Elisabetta Rosaspina, il Corriere della Sera 24/8/2014, 24 agosto 2014
L’ULTIMO SEGRETO DELLA DONNA RASATA DI CHARTRES SETTANT’ANNI DOPO, RINTRACCIATA LA FIGLIA DELLA «SPIA DEI NAZI» NELLA FOTO DI CAPA
PARIGI — La donna della foto non piange. Stringe fra le braccia il suo bebè, il viso rivolto verso quello dell’infante. Lo guarda, come volesse proteggere la sua pace; e sembra indifferente all’uomo in divisa che, a pochi centimetri da lei, forse, la sta insultando. Come la folla, enorme ed eccitata, tutt’attorno. Un corteo di centinaia di persone comuni, donne, ragazzini, bambine, uomini, che la seguono e l’affiancano ridendo, vendicativi e sprezzanti, della sua marcia forzata. Della sua gogna.
La giovane donna con il neonato stretto al petto ha la testa rasata. Sulla fronte si notano dei segni: è stata marchiata, letteralmente, come un’infame. È il 16 agosto 1944 e, lungo quella strada gremita di Chartres, la donna incrocia — senza saperlo — uno dei più famosi fotografi al mondo, Robert Capa. Così, per supplemento di pena, diventerà anche lei celebre per sempre.
Capa ha immortalato quel giorno l’odio allo stato puro. Verso quella donna accusata, non del tutto a torto, di aver collaborato con i nazisti, ormai in rotta all’arrivo degli americani. Altre dieci «traditrici» erano state arrestate, come lei, quel giorno, rapate e poi condotte in prigione. La donna della foto aveva 23 anni, si chiamava Simone Touseau e aveva lavorato come interprete per i tedeschi, durante l’occupazione. Quel pargolo, dai folti capelli scuri, era l’inconsapevole prova di una «collaborazione orizzontale», come veniva trivialmente definito l’amore poco patriottico per qualcuno degli invasori. La sua identità è nota: Erich Göz, un ufficiale tedesco che, stando alla ricostruzione e alle testimonianze raccolte dallo storico Gérard Leray (autore con Philippe Frétigné di un libro sulla «rasata», La tondue 1944-1947 , edizioni Vendémiaire) era innamorato di Simone e intenzionato a sposarla. Ma la Storia li separò: lui fu inviato sul fronte russo, mentre Simone scontava 26 mesi di prigione.

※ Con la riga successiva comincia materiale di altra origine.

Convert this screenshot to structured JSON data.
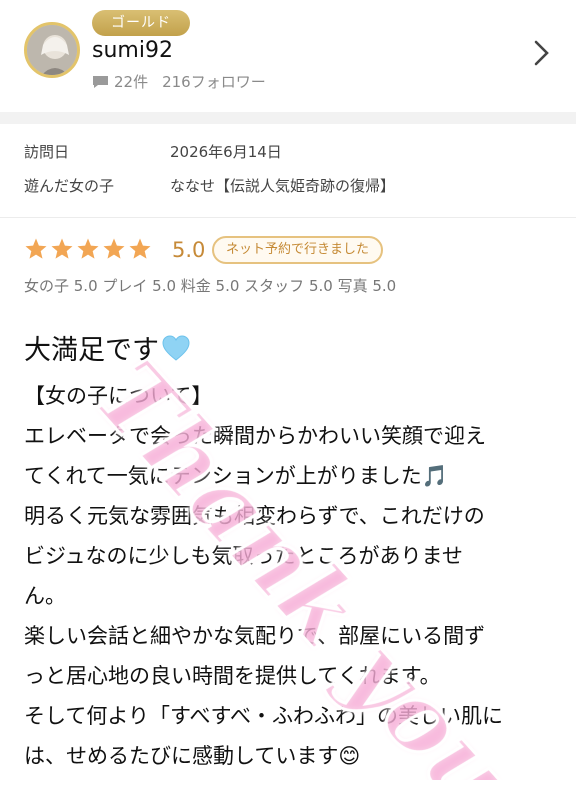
{
  "profile": {
    "rank_badge": "ゴールド",
    "username": "sumi92",
    "review_count": "22件",
    "followers": "216フォロワー"
  },
  "visit": {
    "date_label": "訪問日",
    "date_value": "2026年6月14日",
    "girl_label": "遊んだ女の子",
    "girl_value": "ななせ【伝説人気姫奇跡の復帰】"
  },
  "rating": {
    "stars": 5,
    "score": "5.0",
    "booking_tag": "ネット予約で行きました",
    "subscores": "女の子 5.0 プレイ 5.0 料金 5.0 スタッフ 5.0 写真 5.0"
  },
  "review": {
    "title": "大満足です",
    "lines": [
      "【女の子について】",
      "エレベータで会った瞬間からかわいい笑顔で迎え",
      "てくれて一気にテンションが上がりました🎵",
      "明るく元気な雰囲気も相変わらずで、これだけの",
      "ビジュなのに少しも気取ったところがありませ",
      "ん。",
      "楽しい会話と細やかな気配りで、部屋にいる間ず",
      "っと居心地の良い時間を提供してくれます。",
      "そして何より「すべすべ・ふわふわ」の美しい肌に",
      "は、せめるたびに感動しています😊"
    ]
  },
  "overlay": {
    "watermark_text": "Thank you"
  },
  "colors": {
    "gold": "#c68a38",
    "star": "#f2a654",
    "badge": "#d2b563",
    "watermark": "#f48fc9"
  },
  "icons": {
    "comment": "comment-icon",
    "chevron": "chevron-right-icon",
    "star": "star-icon",
    "heart": "heart-icon"
  }
}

Settant’anni dopo un reporter di Paris Match , Guillaume de Morant, l’ha ritrovata. Non lei, la ragazza della foto, morta da quasi cinquant’anni, divorata dall’alcol e dalla depressione. Ha ritrovato la figlia: era una bambina, si scopre ora, il lattante avvolto in quel fagotto tra le braccia di Simone. Si chiamava Catherine, e la madre ebbe appena il tempo di affidarla alla sorella, Annette, prima di entrare in carcere.

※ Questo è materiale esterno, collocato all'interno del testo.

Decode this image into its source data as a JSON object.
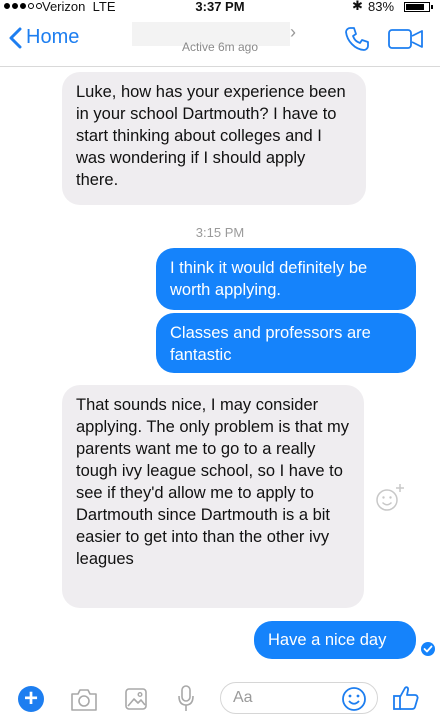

È stata un’altra foto a condurre il giornalista sulle tracce della bambina, oggi una pensionata di 70 anni che vive con il marito in un’imprecisata località di mare francese. E che non ha nessuna voglia di riaprire quel capitolo. L’ha sempre nascosto persino ai suoi figli, tuttora ignari che la ragazza della foto di Capa sia la loro nonna, e il bebè in braccio, la loro mamma. Catherine ha liquidato la curiosità di Guillaume de Morant assicurandogli di avere bruciato ogni ricordo della madre, foto e lettere.
Su Ebay, il reporter di Paris Match ha trovato una fotografia scattata proprio a Chartres un paio d’anni prima di quella di Robert Capa. Mostra nove donne sorridenti, nei loro cappottini, in mezzo a un centinaio di soldati in uniforme. La dedica in tedesco del comandante Ebmeier specifica che fu presa «in ricordo della nostra attività comune a Chartres, 1942». Una delle nove donne, tutte interpreti, era proprio Simone e, vicino a lei, Gérard Leray ha riconosciuto un’altra protagonista di quel periodo, Ella Meyer, madre di Erika e vera responsabile, quasi certamente, della «spiata» che aveva portato all’arresto di cinque vicini di Simone, poi deportati a Auschwitz. Sia Ella, ormai ultracentenaria, sia Erika vivono ancora, in Germania, con il peso di quella colpa che furono Simone (e Catherine) a pagare.